Treatment with Anti-IL5 (Mepolizumab) Restores Eosinophil  Kinetics in Blood and Sputum in Patients with Eosinophilic Asthma

Abstract

Background: Mepolizumab (anti-IL-5) is a successful biological for treatment of moderate-to-severe T2 eosinophil asthma. However, nothing is known regarding the effect of this treatment on the kinetics of eosinophils and basophils and their progenitors in situ. Therefore, these kinetics were determined by stable isotope labelling in blood and sputum of patients with moderate to severe eosinophilic asthma. Methods: Cellular kinetics were determined by pulse-chase labelling with 6,6- 2 H 2 -glucose of patients with moderate to severe eosinophilic asthma who were treated short term (4 days) and long term (84 days) with mepolizumab (n=10) or placebo (n=10). 2 H-enrichment in DNA of eosinophils and basophils was determined by GC-MS. Results: Treatment with mepolizumab induced a fast eosinopenia in peripheral blood associated with no effect on CD34+ eosinophil progenitors.

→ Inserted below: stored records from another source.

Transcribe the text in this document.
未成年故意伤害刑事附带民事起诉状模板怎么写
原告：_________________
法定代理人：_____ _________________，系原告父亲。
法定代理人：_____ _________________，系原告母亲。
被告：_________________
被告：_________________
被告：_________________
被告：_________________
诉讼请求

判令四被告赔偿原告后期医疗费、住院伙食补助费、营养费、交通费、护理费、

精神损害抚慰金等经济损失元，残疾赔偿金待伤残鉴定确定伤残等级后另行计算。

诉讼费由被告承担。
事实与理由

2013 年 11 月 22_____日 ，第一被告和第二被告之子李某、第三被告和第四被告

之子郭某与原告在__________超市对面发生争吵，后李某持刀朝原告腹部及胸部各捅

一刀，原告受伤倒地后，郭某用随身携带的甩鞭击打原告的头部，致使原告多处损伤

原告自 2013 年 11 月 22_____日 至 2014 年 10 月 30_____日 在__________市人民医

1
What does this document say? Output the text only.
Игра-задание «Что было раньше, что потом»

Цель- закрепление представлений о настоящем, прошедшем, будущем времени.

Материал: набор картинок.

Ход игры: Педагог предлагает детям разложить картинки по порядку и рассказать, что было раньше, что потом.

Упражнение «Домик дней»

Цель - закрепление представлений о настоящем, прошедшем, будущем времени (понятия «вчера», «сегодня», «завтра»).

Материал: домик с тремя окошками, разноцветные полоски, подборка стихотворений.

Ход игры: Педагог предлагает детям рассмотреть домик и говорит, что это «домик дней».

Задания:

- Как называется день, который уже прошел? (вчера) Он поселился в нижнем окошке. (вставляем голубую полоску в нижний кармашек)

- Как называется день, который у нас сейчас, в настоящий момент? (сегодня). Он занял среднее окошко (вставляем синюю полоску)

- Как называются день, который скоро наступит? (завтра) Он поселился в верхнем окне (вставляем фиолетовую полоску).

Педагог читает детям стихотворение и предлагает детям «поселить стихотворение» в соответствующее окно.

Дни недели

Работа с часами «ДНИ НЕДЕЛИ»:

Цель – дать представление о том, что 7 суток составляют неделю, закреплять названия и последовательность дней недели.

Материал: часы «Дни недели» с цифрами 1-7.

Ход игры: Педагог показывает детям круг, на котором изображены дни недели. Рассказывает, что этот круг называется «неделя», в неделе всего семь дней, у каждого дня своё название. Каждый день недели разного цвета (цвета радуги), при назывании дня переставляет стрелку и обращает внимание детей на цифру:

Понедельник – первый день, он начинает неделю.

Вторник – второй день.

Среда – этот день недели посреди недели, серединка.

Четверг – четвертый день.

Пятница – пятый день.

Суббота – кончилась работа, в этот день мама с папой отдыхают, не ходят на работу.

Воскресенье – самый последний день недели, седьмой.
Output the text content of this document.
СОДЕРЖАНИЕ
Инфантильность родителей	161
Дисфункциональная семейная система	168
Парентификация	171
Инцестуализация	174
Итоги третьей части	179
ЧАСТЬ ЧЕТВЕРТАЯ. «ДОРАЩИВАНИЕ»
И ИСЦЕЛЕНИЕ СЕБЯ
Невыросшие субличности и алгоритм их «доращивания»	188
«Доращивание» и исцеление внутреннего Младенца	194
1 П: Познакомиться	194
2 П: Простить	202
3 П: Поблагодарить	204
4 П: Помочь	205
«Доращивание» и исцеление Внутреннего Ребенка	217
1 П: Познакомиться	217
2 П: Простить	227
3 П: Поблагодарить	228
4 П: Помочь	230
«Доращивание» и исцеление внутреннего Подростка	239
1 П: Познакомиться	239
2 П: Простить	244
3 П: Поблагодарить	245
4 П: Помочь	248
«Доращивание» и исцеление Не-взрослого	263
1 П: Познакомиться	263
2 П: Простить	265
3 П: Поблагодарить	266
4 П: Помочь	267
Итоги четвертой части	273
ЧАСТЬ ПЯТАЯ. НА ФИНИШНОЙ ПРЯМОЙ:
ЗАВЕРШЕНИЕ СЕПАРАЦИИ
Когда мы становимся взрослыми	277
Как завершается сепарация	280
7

In contrast, the loss of DNA enrichment in blood eosinophils was significantly delayed (p<0.001) in the short-term treated group compared to placebo, whereas no such effect on kinetics was measured in the long-term treated group. Loss of label in sputum eosinophils was faster in both mepolizumab treated groups. In contrast, kinetics of blood basophils was not affected by treatment with mepolizumab. Conclusions: Our data fit with the hypothesis that IL-5 increases the number of IL-5 responsive progenitors leading to reactive eosinophilia in blood and tissues without affecting differentiation of eosinophils in the bone marrow per se . The quick eosinopenia and delayed kinetics induced by short-treatment with mepolizumab imply that IL-5 controls the exchange of eosinophils to and from the tissues. Long-term treatment with mepolizumab restores the kinetics as normally found in homeostasis.